Select the best model and finalize our workflow.

# Select the best fitting model.
nn_tune_best <- nn_tune |> 
  select_best(metric = "accuracy")

# Finalize the workflow.
nn_wf_final <- nn_wf_02 |> 
  finalize_workflow(nn_tune_best)

nn_wf_final
## ══ Workflow ════════════════════════════════════════════════════════════════════
## Preprocessor: Recipe
## Model: mlp()
## 
## ── Preprocessor ────────────────────────────────────────────────────────────────
## 3 Recipe Steps
## 
## • step_dummy()
## • step_zv()
## • step_normalize()
## 
## ── Model ───────────────────────────────────────────────────────────────────────
## Single Layer Neural Network Model Specification (classification)
## 
## Main Arguments:
##   hidden_units = 2
##   penalty = 0.0110234294006162
##   epochs = 891
## 
## Computational engine: nnet

Now let’s fit on the entire training data.

# Fit the tuned workflow to the whole dataset.
nn_fit_02 <- fit(nn_wf_final, data = training(roomba_split))

# Compute model accuracy.
fit_accuracy(nn_fit_02, testing(roomba_split), segment)
## # A tibble: 1 × 3
##   .metric  .estimator .estimate
##   <chr>    <chr>          <dbl>
## 1 accuracy multiclass     0.631

Final Thoughts

Neural networks can be powerful prediction engines.
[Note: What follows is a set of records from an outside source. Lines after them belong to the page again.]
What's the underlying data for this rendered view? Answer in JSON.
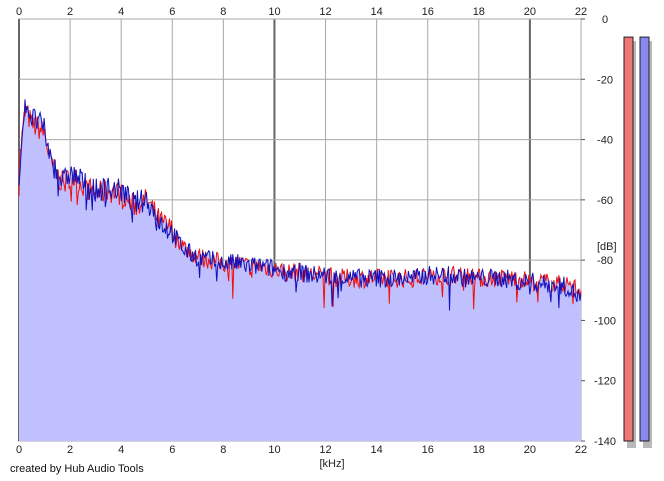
{
  "chart_data": {
    "type": "area",
    "title": "",
    "xlabel": "[kHz]",
    "ylabel": "[dB]",
    "xlim": [
      0,
      22
    ],
    "ylim": [
      -140,
      0
    ],
    "x_ticks": [
      "0",
      "2",
      "4",
      "6",
      "8",
      "10",
      "12",
      "14",
      "16",
      "18",
      "20",
      "22"
    ],
    "y_ticks": [
      "0",
      "-20",
      "-40",
      "-60",
      "-80",
      "-100",
      "-120",
      "-140"
    ],
    "grid": true,
    "series": [
      {
        "color": "#ee1111",
        "x": [
          0,
          0.25,
          0.5,
          0.75,
          1,
          1.25,
          1.5,
          1.75,
          2,
          2.5,
          3,
          3.5,
          4,
          4.5,
          5,
          5.5,
          6,
          6.5,
          7,
          7.5,
          8,
          8.5,
          9,
          9.5,
          10,
          10.5,
          11,
          11.5,
          12,
          12.5,
          13,
          13.5,
          14,
          14.5,
          15,
          15.5,
          16,
          16.5,
          17,
          17.5,
          18,
          18.5,
          19,
          19.5,
          20,
          20.5,
          21,
          21.5,
          22
        ],
        "values": [
          -48,
          -30,
          -35,
          -36,
          -38,
          -48,
          -52,
          -55,
          -52,
          -55,
          -58,
          -57,
          -58,
          -62,
          -60,
          -67,
          -70,
          -76,
          -79,
          -80,
          -81,
          -81,
          -82,
          -82,
          -83,
          -84,
          -84,
          -85,
          -85,
          -86,
          -86,
          -86,
          -86,
          -86,
          -86,
          -86,
          -85,
          -85,
          -85,
          -85,
          -86,
          -86,
          -86,
          -86,
          -87,
          -87,
          -88,
          -88,
          -90
        ]
      },
      {
        "color": "#1111bb",
        "x": [
          0,
          0.25,
          0.5,
          0.75,
          1,
          1.25,
          1.5,
          1.75,
          2,
          2.5,
          3,
          3.5,
          4,
          4.5,
          5,
          5.5,
          6,
          6.5,
          7,
          7.5,
          8,
          8.5,
          9,
          9.5,
          10,
          10.5,
          11,
          11.5,
          12,
          12.5,
          13,
          13.5,
          14,
          14.5,
          15,
          15.5,
          16,
          16.5,
          17,
          17.5,
          18,
          18.5,
          19,
          19.5,
          20,
          20.5,
          21,
          21.5,
          22
        ],
        "values": [
          -52,
          -27,
          -33,
          -34,
          -37,
          -47,
          -51,
          -54,
          -51,
          -54,
          -57,
          -56,
          -57,
          -61,
          -60,
          -67,
          -71,
          -77,
          -79,
          -80,
          -81,
          -81,
          -82,
          -82,
          -83,
          -84,
          -84,
          -85,
          -85,
          -86,
          -86,
          -86,
          -86,
          -86,
          -86,
          -86,
          -85,
          -85,
          -85,
          -86,
          -86,
          -86,
          -86,
          -87,
          -87,
          -88,
          -88,
          -89,
          -93
        ]
      }
    ],
    "meters": [
      {
        "color": "#ee7777",
        "value": -6
      },
      {
        "color": "#8888ee",
        "value": -6
      }
    ]
  },
  "footer": {
    "credit": "created by Hub Audio Tools"
  }
}
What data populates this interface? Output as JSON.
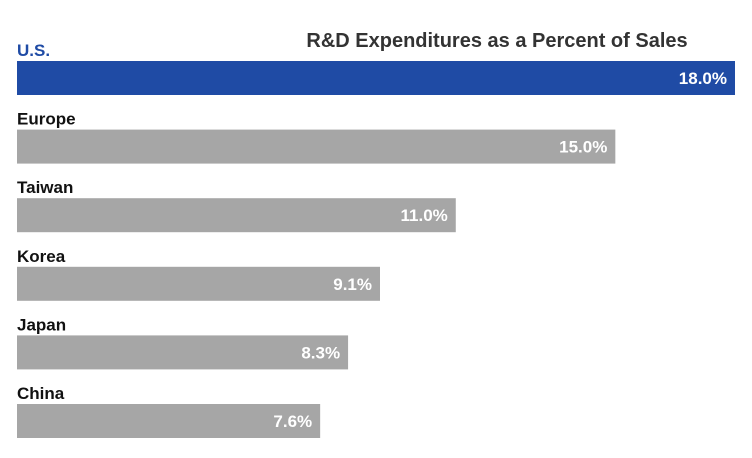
{
  "chart_data": {
    "type": "bar",
    "orientation": "horizontal",
    "title": "R&D Expenditures as a Percent of Sales",
    "categories": [
      "U.S.",
      "Europe",
      "Taiwan",
      "Korea",
      "Japan",
      "China"
    ],
    "values": [
      18.0,
      15.0,
      11.0,
      9.1,
      8.3,
      7.6
    ],
    "value_labels": [
      "18.0%",
      "15.0%",
      "11.0%",
      "9.1%",
      "8.3%",
      "7.6%"
    ],
    "highlight_category": "U.S.",
    "xlim": [
      0,
      18
    ],
    "xlabel": "",
    "ylabel": "",
    "grid": false,
    "legend": "none"
  },
  "colors": {
    "highlight": "#1F4BA5",
    "bar": "#A6A6A6",
    "highlight_label": "#1F4BA5",
    "label": "#111111",
    "title": "#333333",
    "value_text": "#FFFFFF"
  }
}
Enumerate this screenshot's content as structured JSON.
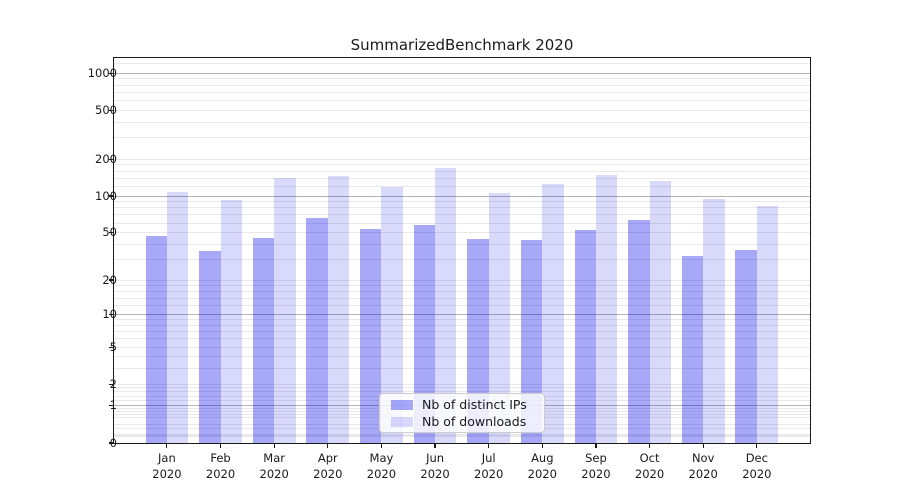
{
  "chart_data": {
    "type": "bar",
    "title": "SummarizedBenchmark 2020",
    "categories": [
      "Jan 2020",
      "Feb 2020",
      "Mar 2020",
      "Apr 2020",
      "May 2020",
      "Jun 2020",
      "Jul 2020",
      "Aug 2020",
      "Sep 2020",
      "Oct 2020",
      "Nov 2020",
      "Dec 2020"
    ],
    "series": [
      {
        "name": "Nb of distinct IPs",
        "values": [
          47,
          35,
          45,
          66,
          54,
          58,
          44,
          43,
          53,
          64,
          32,
          36
        ]
      },
      {
        "name": "Nb of downloads",
        "values": [
          108,
          93,
          140,
          146,
          119,
          170,
          105,
          125,
          150,
          132,
          94,
          83
        ]
      }
    ],
    "yscale": "symlog (log10(1+y))",
    "y_tick_values": [
      1000,
      500,
      200,
      100,
      50,
      20,
      10,
      5,
      2,
      1,
      0
    ],
    "y_tick_labels": [
      "1000",
      "500",
      "200",
      "100",
      "50",
      "20",
      "10",
      "5",
      "2",
      "1",
      "0"
    ],
    "ylim": [
      0,
      1331
    ],
    "grid": true,
    "legend_position": "lower center"
  },
  "colors": {
    "bar_distinct_ips": "rgba(0,0,235,0.34)",
    "bar_downloads": "rgba(0,0,235,0.15)",
    "grid_major": "#b3b3b3",
    "grid_minor": "#e9e9e9",
    "axis": "#1a1a1a"
  }
}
However, they often require a lot of data and can be slow to train. As with every predictive model, there is no guarantee it will predict best for a given application.

While adding additional hidden units can help uncover finer structures in the data, adding additional hidden layers allows for increasingly nonlinear relationships between the predictors and the outcome.

However, additional hidden layers will require a neural network more sophisticated than a multilayer perceptron.

Wrapping Up

Summary

  • Introduced deep learning and neural networks.
  • Demonstrated running a multilayer perceptron, including hyperparameter tuning.

Next Time

  • Ensembles.

Supplementary Material

Exercise 18

Return to the set of models from the previous two exercises.

  1. Set up workflows for each of the three model types (decision tree, random forest, neural network). Replicate the feature engineering we did in class and use the same recipe (create dummies, remove constant features, standardize features) for all models.
  2. Train and tune each model using cross-validation on the training data (no cross validation required for the decision tree).
  3. Create a data frame comparing the performance of all three models on the test data. Which is the best-fitting model so far? Use confusion matrices to explore how the best-fitting model is doing better than the competing models. Interpret what you find. For example, is one of the models notably better at predicting one or more of the segments of interest?
  4. Render the Quarto document into Word and upload to Canvas.